Let A denote an mxn matrix and let A' denote the row echelon form of it, which has d steps. We then have according to my textbook:
1) If m>d there exists a column such that the set of equation has no solutions.
2) If n>d the matrixequation AX=0 has a set of solution expressed parametrically by (n-d) parameters.
3) If m=n=d there exists a unique solution for every B in the equation AX = B.

Now 1) and 3) I understand. What troubles me is 2). Why to they switch the equation to AX=0 rather than AX=B? Wouldn't that last equation also be dependent on n-d parameters. I'm pretty sure that this has something to do with the fact that the nullspace is quite a unique thing since it forms a linear subspace. Thus we can define its dimension and later use all this to prove the rank nullity theorem. So can someone explain what's going on on a deeper level?

 

[Xiwi]

I assume by steps you mean pivots. In this case I prefer the term "rank" i.e. rank = d.Solution for problem AX = b is X = X_p + X_n.
Where,

AX = A(X_p) + A(X_n) = b + 0 = b.

X_p = particular solution
X_n = solution of Ax = 0 ... (n is not a number here, it is just a symbolic name)(n-d) parameters are the free variables where (n-d) is the dimension of the null space.

What this means is that you have a whole space of dimension (n-d) and each vector in that space is a solution of Ax=0. Hence the name nullspace.

 

[Xiwi]

You use the word "column" in your first claim. By column do you mean the column vector b of Ax = b or a column of matrix A?
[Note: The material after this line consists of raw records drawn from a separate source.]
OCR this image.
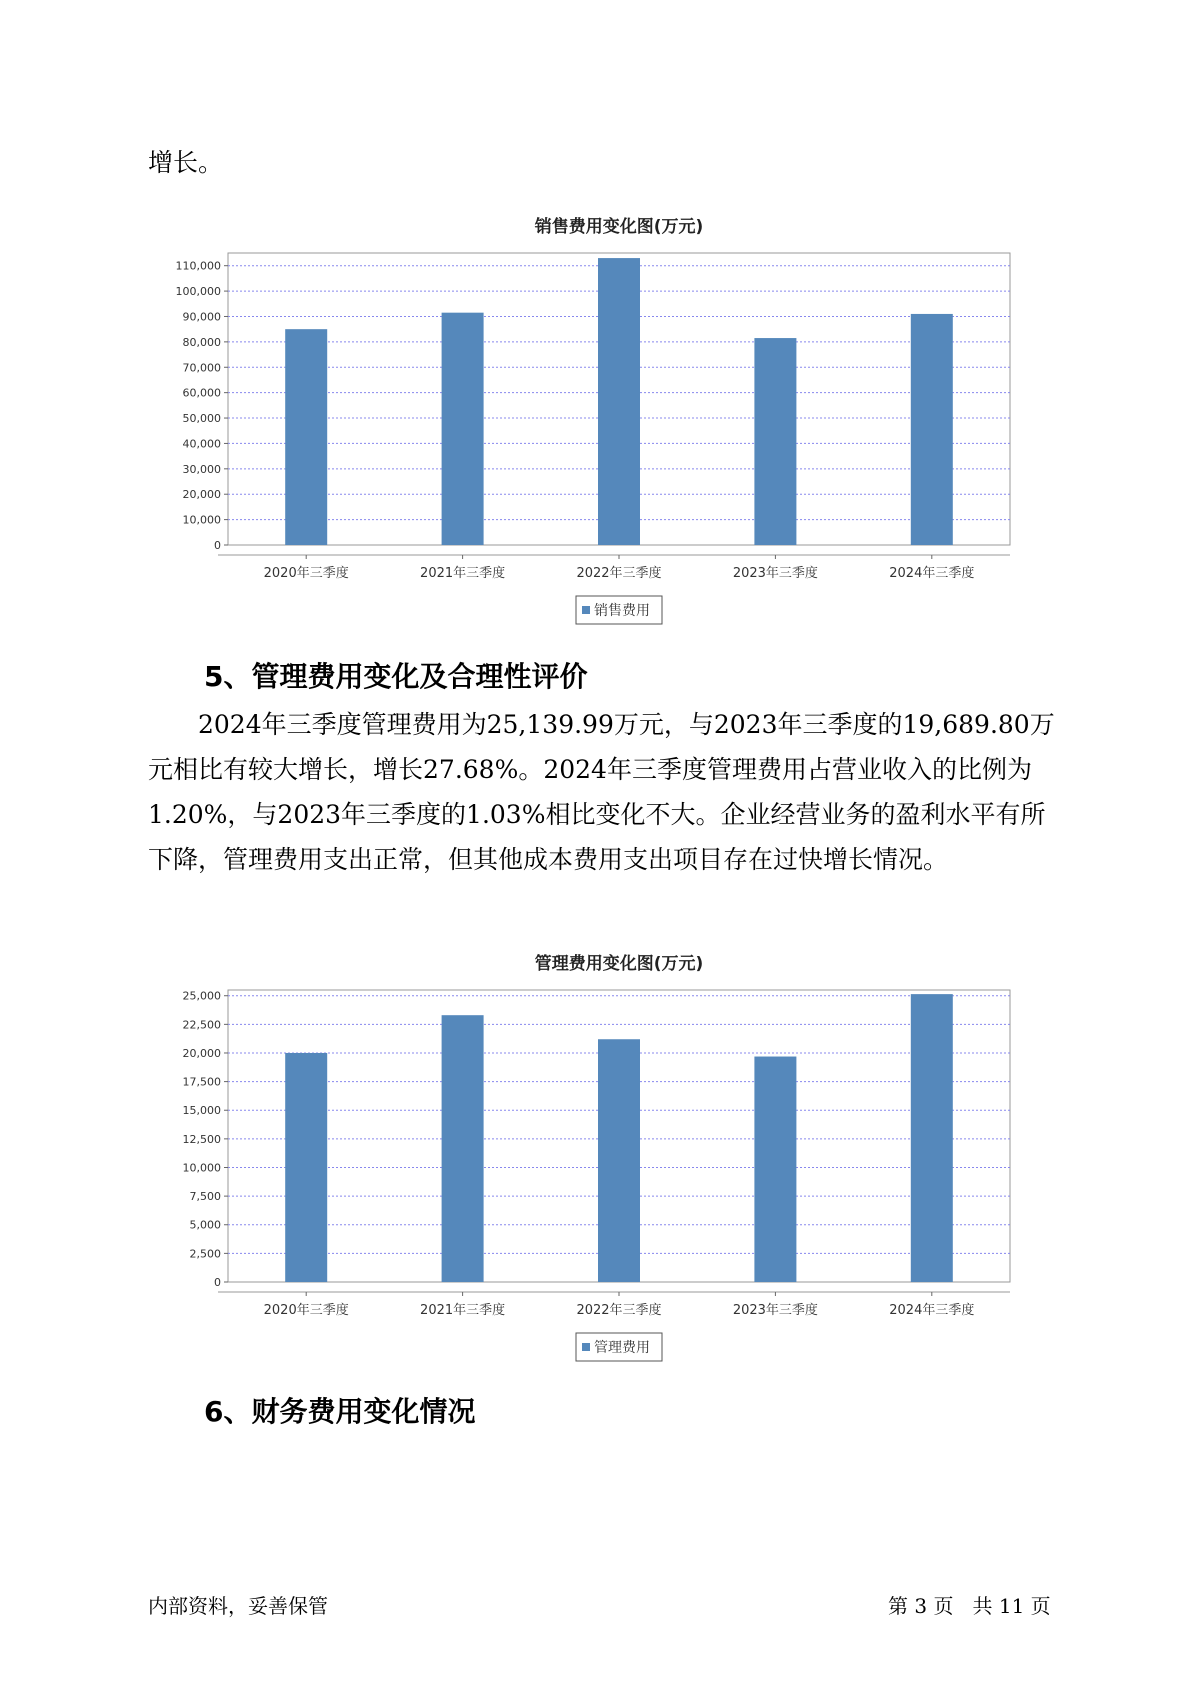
增长。

销售费用变化图(万元)
0
10,000
20,000
30,000
40,000
50,000
60,000
70,000
80,000
90,000
100,000
110,000
2020年三季度	2021年三季度	2022年三季度	2023年三季度	2024年三季度
销售费用
5、管理费用变化及合理性评价

2024年三季度管理费用为25,139.99万元，与2023年三季度的19,689.80万元相比有较大增长，增长27.68%。2024年三季度管理费用占营业收入的比例为1.20%，与2023年三季度的1.03%相比变化不大。企业经营业务的盈利水平有所下降，管理费用支出正常，但其他成本费用支出项目存在过快增长情况。

管理费用变化图(万元)
0
2,500
5,000
7,500
10,000
12,500
15,000
17,500
20,000
22,500
25,000
2020年三季度	2021年三季度	2022年三季度	2023年三季度	2024年三季度
管理费用
6、财务费用变化情况
内部资料，妥善保管	第 3 页   共 11 页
You ought to use standard terms here. If the book you're reading is using "column" for "column vector" and "steps" for "pivots", I suggest that you throw it away.

 

[mathwonk]

in part 2, you could use AX=B, but the statement would be more complicated. I.e. you could say, for every B, AX=B either has no solutions or has solutions depending on n-d parameters. but in fact this is implied by the special case AX=B, since if C is a solution of AC=0, and if D is a solution of AD=B, then also A(C+D) = B. So as long as AX=B has at least one solution, then its set of solutions is in one one correspondence with the solutions of AX=0. (I.e. notice that A0=0 is true, so when B=0, the equation Ax=B does always have at least one solution.)